The sergeant laughed, and came closer to the window. Just then a streak of sunlight fell upon him, as he stood with one foot advanced and his stalwart arms crossed; but the prison window and Kaintuck remained in the gloom. The sergeant pulled his cap down over his eyes quite bashfully, and cleared his throat.
"Now, I'm talking confidential, Kaintuck—"

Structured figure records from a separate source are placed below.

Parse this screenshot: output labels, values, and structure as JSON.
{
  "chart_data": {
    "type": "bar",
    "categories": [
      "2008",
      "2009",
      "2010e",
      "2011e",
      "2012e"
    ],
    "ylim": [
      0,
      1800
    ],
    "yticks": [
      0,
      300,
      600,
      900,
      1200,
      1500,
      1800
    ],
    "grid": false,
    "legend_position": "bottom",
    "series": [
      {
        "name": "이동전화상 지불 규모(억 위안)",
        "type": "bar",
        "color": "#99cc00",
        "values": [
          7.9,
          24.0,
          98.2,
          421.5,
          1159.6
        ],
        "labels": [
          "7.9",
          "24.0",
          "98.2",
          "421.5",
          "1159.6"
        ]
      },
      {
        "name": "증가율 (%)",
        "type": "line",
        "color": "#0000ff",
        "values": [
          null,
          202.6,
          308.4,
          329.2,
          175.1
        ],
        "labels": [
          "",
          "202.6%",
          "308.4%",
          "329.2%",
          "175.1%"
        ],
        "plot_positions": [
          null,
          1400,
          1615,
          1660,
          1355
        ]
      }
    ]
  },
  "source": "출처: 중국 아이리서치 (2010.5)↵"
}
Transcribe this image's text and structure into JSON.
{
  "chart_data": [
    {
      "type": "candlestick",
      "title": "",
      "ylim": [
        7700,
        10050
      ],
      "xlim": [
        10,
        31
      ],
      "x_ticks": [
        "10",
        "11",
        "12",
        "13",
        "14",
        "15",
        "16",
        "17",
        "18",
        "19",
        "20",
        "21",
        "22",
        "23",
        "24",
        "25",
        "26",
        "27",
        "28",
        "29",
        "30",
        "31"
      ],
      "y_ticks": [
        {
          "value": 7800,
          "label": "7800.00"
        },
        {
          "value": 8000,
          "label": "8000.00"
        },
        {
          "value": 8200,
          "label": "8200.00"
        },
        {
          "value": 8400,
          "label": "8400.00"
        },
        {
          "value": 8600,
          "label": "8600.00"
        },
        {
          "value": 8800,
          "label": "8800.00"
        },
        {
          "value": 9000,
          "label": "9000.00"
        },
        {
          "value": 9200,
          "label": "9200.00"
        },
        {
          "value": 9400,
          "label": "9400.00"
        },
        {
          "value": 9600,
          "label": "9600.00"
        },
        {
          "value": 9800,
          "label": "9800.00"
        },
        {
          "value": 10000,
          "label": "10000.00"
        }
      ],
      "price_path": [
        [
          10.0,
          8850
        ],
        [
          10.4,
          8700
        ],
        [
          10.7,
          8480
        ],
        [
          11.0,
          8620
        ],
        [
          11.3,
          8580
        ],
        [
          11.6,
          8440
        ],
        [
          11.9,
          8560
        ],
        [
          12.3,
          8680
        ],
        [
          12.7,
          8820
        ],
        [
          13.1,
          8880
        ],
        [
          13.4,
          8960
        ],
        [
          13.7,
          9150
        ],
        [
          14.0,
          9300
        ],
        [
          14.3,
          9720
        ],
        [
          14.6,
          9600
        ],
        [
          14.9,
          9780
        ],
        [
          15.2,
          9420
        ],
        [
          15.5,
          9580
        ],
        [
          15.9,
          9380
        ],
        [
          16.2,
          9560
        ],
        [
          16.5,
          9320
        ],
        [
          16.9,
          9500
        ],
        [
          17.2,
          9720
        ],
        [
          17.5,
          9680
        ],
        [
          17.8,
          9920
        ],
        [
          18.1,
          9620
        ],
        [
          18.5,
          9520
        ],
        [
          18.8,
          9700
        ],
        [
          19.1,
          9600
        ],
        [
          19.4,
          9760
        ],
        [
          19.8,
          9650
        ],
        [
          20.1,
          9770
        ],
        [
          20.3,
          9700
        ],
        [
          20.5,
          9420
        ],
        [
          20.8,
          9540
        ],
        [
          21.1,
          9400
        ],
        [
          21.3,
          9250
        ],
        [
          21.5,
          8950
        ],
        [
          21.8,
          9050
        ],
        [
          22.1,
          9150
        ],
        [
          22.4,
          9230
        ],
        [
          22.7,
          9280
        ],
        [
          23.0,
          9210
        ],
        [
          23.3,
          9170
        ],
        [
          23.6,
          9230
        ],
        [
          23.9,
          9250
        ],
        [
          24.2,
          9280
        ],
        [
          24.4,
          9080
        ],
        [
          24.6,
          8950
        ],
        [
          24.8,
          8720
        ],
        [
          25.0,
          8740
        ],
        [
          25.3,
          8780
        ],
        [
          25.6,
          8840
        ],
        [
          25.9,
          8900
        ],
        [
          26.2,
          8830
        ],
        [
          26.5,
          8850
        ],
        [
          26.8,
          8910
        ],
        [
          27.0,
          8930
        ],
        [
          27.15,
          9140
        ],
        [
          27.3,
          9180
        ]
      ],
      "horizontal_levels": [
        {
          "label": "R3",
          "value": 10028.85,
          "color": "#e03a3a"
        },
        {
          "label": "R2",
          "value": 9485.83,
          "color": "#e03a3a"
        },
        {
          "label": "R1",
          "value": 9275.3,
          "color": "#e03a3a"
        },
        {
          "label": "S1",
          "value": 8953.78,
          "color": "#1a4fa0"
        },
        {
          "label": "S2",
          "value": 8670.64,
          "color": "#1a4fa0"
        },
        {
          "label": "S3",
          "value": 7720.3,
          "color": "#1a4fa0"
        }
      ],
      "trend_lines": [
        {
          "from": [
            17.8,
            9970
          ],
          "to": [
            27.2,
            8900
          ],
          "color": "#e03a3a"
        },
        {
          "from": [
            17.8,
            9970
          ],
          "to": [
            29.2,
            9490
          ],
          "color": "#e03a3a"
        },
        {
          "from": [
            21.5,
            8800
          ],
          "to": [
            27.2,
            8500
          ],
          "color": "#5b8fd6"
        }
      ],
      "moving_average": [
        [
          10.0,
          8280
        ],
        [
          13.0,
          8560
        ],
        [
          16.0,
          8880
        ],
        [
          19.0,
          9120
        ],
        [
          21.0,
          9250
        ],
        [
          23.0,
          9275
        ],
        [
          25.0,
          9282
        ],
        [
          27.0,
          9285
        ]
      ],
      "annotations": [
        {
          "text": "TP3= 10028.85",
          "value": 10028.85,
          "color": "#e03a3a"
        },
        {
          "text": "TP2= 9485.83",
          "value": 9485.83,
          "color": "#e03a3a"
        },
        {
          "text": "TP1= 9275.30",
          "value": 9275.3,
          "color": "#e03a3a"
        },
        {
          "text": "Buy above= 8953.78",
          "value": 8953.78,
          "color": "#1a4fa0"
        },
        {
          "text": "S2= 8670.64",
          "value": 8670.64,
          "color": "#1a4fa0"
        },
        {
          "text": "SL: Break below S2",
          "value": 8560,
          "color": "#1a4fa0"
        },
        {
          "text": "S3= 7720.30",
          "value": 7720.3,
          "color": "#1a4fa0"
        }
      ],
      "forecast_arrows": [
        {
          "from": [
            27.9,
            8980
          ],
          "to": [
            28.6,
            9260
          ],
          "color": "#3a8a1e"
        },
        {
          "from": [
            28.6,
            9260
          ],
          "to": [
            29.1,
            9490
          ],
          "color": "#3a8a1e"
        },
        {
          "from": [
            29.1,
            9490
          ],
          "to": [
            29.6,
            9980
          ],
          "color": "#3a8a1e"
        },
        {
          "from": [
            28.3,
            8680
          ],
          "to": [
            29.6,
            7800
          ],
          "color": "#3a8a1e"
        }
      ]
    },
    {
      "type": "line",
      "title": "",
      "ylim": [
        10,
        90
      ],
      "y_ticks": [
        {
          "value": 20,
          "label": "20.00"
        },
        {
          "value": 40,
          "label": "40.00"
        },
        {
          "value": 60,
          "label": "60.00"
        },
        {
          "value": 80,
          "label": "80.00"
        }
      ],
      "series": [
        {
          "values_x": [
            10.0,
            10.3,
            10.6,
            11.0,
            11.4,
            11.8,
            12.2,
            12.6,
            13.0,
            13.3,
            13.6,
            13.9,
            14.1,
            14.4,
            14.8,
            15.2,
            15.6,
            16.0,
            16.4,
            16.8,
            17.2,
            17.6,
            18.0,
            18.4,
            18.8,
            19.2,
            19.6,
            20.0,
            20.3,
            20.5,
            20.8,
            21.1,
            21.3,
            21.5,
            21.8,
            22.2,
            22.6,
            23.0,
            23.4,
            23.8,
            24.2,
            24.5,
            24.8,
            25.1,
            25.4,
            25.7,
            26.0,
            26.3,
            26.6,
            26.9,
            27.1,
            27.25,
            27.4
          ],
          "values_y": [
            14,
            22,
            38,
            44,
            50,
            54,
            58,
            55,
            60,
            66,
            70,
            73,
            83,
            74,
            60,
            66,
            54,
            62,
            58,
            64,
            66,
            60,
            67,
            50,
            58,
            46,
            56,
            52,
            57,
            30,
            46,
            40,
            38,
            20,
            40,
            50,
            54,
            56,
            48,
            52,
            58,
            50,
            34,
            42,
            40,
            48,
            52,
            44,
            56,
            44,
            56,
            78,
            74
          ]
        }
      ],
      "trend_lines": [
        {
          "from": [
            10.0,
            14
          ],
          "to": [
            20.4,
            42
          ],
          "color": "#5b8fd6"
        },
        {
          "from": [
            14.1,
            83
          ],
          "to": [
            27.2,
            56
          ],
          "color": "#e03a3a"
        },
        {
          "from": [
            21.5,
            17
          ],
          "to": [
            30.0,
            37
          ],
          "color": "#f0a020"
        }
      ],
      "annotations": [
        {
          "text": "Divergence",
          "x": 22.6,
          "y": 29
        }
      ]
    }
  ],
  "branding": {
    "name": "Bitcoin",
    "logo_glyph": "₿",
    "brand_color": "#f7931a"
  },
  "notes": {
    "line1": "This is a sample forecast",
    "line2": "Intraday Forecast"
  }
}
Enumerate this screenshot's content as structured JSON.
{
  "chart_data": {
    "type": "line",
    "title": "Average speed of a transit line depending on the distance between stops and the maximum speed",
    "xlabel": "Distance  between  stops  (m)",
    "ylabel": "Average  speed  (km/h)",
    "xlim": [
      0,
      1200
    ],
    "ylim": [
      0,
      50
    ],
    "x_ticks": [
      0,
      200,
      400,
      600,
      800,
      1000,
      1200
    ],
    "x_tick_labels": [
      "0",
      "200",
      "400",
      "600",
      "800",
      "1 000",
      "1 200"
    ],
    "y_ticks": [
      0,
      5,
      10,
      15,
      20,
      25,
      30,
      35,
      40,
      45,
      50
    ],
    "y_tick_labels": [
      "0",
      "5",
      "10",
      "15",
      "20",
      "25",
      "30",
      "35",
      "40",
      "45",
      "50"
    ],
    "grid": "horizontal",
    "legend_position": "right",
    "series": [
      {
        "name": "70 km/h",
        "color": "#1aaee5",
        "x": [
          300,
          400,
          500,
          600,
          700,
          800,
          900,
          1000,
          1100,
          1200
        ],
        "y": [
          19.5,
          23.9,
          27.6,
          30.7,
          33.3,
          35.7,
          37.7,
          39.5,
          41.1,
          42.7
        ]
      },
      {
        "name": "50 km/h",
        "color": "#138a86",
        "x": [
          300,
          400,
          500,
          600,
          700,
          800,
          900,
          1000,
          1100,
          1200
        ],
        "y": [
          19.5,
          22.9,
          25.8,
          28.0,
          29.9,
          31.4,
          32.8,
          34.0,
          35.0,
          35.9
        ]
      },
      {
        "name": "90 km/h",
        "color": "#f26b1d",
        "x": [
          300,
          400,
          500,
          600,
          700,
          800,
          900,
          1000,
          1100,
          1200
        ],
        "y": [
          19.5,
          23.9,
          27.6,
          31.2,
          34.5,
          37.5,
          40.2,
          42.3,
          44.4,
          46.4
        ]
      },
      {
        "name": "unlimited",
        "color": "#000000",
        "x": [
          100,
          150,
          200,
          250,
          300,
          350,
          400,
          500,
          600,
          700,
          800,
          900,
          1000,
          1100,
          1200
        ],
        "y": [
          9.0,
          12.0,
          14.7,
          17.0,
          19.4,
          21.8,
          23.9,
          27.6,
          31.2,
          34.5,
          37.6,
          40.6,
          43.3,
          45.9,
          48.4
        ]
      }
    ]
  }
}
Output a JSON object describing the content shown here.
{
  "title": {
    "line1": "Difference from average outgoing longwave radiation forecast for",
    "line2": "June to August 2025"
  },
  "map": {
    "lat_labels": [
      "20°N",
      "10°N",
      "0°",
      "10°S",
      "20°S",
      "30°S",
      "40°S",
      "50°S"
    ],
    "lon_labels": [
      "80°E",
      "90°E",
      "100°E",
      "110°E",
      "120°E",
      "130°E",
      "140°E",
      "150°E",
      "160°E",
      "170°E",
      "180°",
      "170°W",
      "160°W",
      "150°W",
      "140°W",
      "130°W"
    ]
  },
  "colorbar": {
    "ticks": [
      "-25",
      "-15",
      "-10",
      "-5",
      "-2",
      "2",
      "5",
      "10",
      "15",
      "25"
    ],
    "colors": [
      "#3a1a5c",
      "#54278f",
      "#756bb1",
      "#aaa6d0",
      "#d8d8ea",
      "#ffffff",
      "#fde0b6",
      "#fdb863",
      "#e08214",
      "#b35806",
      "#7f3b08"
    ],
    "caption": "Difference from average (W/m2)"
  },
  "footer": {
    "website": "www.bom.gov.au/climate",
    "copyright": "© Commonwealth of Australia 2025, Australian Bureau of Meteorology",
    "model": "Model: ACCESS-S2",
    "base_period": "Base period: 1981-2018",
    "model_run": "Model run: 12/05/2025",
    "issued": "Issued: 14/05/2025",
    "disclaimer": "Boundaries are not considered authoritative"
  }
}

"An' you don't want me to tell the agreeable an' amusin' companions I have in here," continued Kaintuck, in the same soft, slow voice. "Fac' is, when a man's been in prison fur eighteen months, an' never had a soul but them doctors ter take no more notice of him ner a dog, excep' yourself, sergeant—"
Kaintuck stopped. The retrospect struck him unpleasantly.
"Well, I'm goin' to tell you what I ain't told even to my folks at home. I've got a girl—an' she's only twenty-one years old, an' a widder—an' the biggest rebel, b'gosh—"
The sergeant brought all this out in jerks, intermingled with suppressed laughter; and when he announced the last fact, Kaintuck joined in his hilarity.
"Blamed if women ain't the queerest lot," remarked Kaintuck, chuckling.